Luisa Alemany, associate professor at Spain's Escuela Superior de Administración y Dirección de Empresas, pointed out just how conscientiously Spain had embarked on the economic reforms needed to pull itself out of the mire. True, the country's banking crisis had drowned out that positive message. But in her view, the government of Prime Minister Mariano Rajoy had done even more than Italy's Mario Monti -- who, several speakers agreed, had pulled back from the brink of labor reform under political pressure.
Yet the panel believed Italy, too, was a better bet than it might look to outsiders. Claudio Sposito of Milan private equity house Clessidra SGR SpA said Italy was "the heaven of middle-market companies," many of which were working under extreme stress and offered great opportunities for private equity investment. And Andrea C. Bonomi of rival Italian firm Investindustrial Advisors Ltd. offered an informal bet.
"We'll see if people make more money investing in Italy or China," he said. "I'm putting my money on Italy."
Chinese funds were also recruited to the cause. In another panel, André Loesekrug-Pietri of A Capital's China Outbound Fund and Raymond Yang of WestSummit Capital Management, a global technology fund whose sole investor is Chinese sovereign wealth fund China Investment Corp., argued that Chinese investment in Europe was set to grow. A Capital's Dragon Index of Chinese outbound investment showed that Europe was the No. 1 destination for Chinese overseas direct investment in the first quarter of 2012, in sectors other than resources and energy. Loesekrug-Pietri said the finding confirmed Europe's position "as a key strategic investment ground for Chinese investors," adding that Chinese investment in Europe was intended to gain a competitive advantage over rivals from China itself. Buyers were therefore often content to go ahead despite their concerns about the climate in Europe.
Meanwhile, Yang said interest was so great that local and regional governments in China had approached his firm about opening dedicated dollar-denominated funds for investment in Europe.
Yet both men were cautious, warning that Chinese buyers were often put off by European media stories portraying Chinese investors as predators and that equally damaging prejudices applied in China. Loesekrug-Pietri told how one strategic investor had recently pulled out of a deal in the solid Scandinavian market, thinking all of Europe was as "dangerous" as Greece.
Europe, in short, has an image problem. Even out of the currency union, Britain shares that burden.
You can certainly make the argument that while gross domestic product figures might show a whole country in recession, a private equity investor might focus on a company with growth in double figures. And you don't have to agree with the moderator of the Southern Europe debate, who baited the panel by calling their claims a "fairy tale." If you're sitting in Milan, Madrid or for that matter in Stockholm, the bright spots in the market may be obvious, and the differences between countries may be clear.
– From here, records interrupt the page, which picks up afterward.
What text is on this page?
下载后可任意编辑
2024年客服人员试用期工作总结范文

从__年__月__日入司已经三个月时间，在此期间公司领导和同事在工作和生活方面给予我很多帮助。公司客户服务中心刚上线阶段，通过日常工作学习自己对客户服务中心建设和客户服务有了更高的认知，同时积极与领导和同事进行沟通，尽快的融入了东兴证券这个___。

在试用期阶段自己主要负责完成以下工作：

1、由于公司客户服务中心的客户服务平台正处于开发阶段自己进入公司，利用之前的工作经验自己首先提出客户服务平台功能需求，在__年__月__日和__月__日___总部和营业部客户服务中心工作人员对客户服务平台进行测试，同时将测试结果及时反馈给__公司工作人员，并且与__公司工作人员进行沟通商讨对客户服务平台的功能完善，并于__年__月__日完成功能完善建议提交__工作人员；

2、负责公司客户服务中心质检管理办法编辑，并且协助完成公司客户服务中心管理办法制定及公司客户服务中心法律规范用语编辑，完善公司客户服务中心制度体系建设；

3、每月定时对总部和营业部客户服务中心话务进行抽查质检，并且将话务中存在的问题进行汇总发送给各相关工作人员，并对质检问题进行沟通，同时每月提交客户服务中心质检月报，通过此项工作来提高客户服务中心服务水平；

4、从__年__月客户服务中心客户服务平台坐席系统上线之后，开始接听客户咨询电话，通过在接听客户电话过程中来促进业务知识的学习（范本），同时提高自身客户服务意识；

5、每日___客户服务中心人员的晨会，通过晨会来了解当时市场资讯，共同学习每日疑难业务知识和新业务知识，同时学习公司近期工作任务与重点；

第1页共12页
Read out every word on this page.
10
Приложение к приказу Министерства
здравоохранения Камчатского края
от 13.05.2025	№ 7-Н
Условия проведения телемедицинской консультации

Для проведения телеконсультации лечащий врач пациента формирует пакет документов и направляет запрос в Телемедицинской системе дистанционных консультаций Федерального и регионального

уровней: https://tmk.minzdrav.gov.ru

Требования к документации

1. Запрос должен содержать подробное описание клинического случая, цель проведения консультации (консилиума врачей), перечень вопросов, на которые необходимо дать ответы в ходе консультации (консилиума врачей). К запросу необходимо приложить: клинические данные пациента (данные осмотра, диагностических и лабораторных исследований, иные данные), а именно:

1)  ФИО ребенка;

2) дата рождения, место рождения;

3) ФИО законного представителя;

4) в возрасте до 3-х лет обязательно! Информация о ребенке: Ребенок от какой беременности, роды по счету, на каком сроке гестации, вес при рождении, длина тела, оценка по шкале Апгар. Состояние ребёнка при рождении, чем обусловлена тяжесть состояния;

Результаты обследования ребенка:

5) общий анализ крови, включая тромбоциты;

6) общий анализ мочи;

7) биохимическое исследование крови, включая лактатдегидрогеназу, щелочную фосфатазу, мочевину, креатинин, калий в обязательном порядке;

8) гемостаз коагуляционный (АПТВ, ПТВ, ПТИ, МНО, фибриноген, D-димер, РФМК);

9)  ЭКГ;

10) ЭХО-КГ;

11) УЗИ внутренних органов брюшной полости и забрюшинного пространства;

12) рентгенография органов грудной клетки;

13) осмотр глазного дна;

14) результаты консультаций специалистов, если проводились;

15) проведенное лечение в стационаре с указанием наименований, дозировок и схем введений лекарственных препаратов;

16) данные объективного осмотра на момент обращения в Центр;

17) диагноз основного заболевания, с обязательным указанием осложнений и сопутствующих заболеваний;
But Europe also wants investment from New York, Shanghai or São Paulo, Brazil. It wants limited partners and funds-of-funds with confidence in their London- or Milan-based managers, and a willingness to risk a bet on the future of the euro. With the ratings agencies and often Europe's own governments apparently on a mission to show the region in the worst possible light, such investors may be very hard to find.